6* O relato verdadeiro do que ocorreu no longo desenvolvimento da espécie, pode não ser exatamente este, mas a probabilidade de que o ocorrido seja muito semelhante a esta ficção é incontestavelmente e imensuravelmente grande. Uma abordagem neste ensaio, com uma conotação na ressonância mórfica muito pouco alteraria a linha mestra do tema. Todos os organismos, vivos ou não, se desenvolvem com a recorrência da ressonância mórfica; Reafirmo, que segundo esta mesma ressonância mórfica de Rupert Sheldrake, todos os organismos no universo evoluem. Observamos que mesmo os organismos mais simples tendem a manter suas formas como (padrão natural) ao longo do tempo, pois, conforme a paleobiologia, os grandes saltos na evolução das espécies se dão somente dentro de muitos milhões de anos, a ciência da paleontológica, tem observado e nos diz, que o tempo mínimo para os grandes saltos evolutivos, transformando as espécies, é de 2,5 a 3 milhões de anos, normalmente ocorrem aos 5 ou 6, ou até mesmo 15 milhões de anos.
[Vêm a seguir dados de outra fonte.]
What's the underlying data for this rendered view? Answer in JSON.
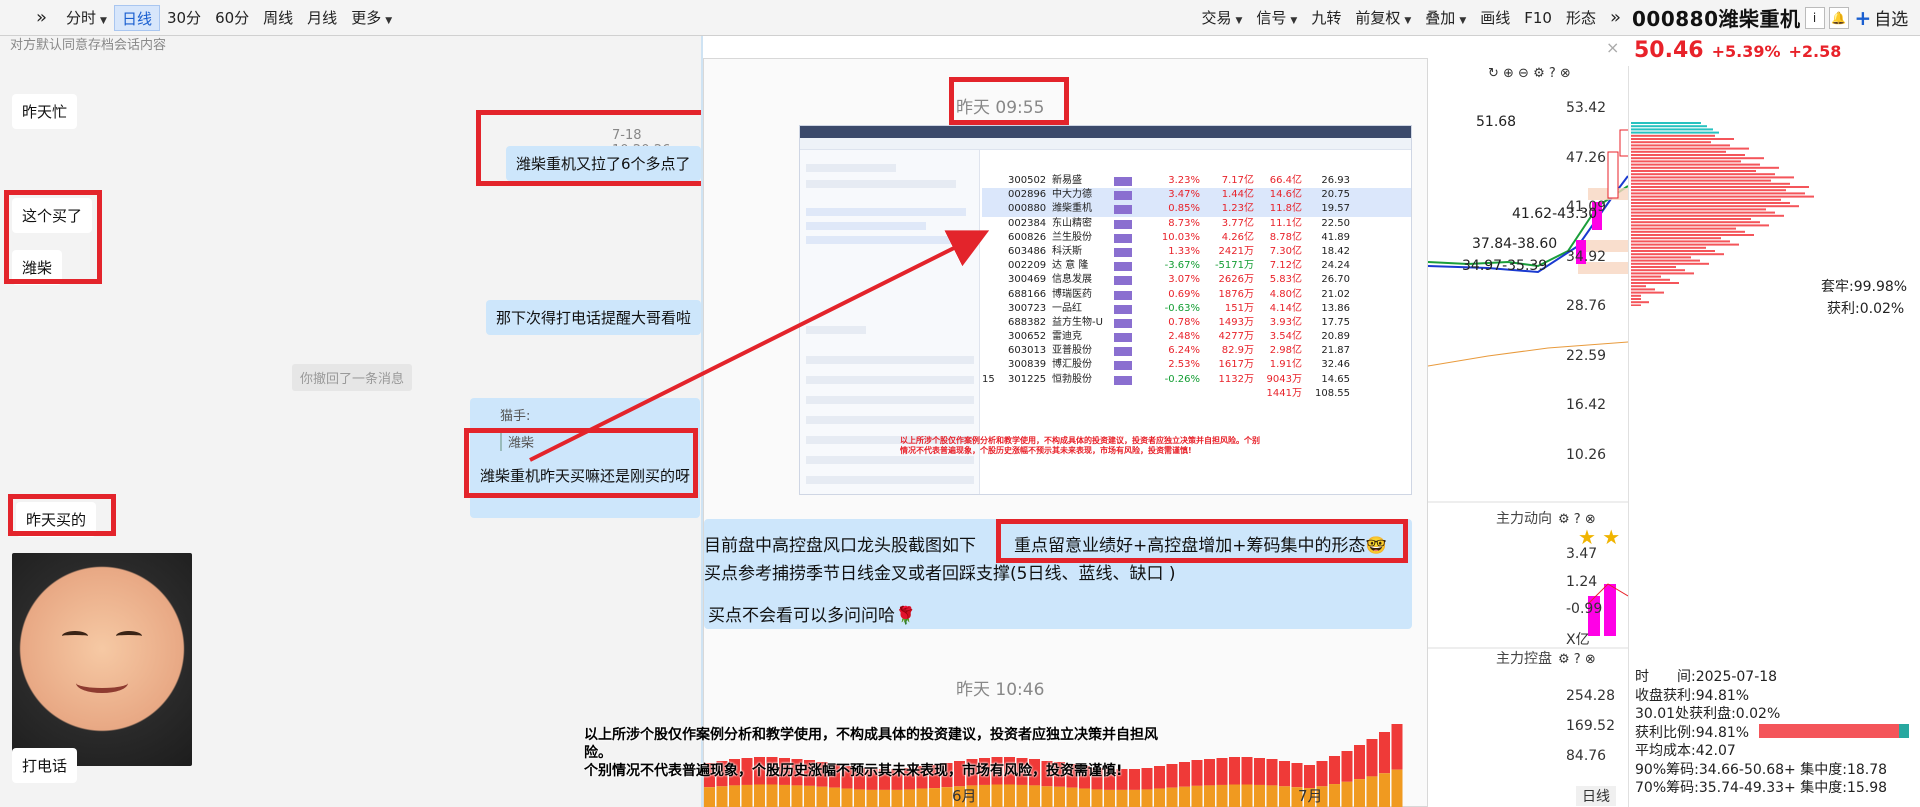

Parece que a escala é decrescente no tempo. Verifica-se isto nos primatas: O primeiro é o Purgatórius. O primeiro ancestral do homem que viveu há 4,5 milhões de anos, o Australopithecus Anamensis, evoluiu para o Australopithecus Afarensis, este como espécie, evoluiu umas 4 ou 5 vezes até chegar ao "homo erectus", deste se origina o  homem moderno.

O PRIMEIRO PRIMATA
7* Recentemente, muito recentemente, há 70 milhões de anos, viveu o mais antigo Primata conhecido e que nos deixou um registro fóssil, este é o nosso provável mais antigo ancestral como Primata, foi dele que se originou o homem moderno, como também, dele se originou todos os outros Primatas. Embora nem todos sejam nossos antepassados.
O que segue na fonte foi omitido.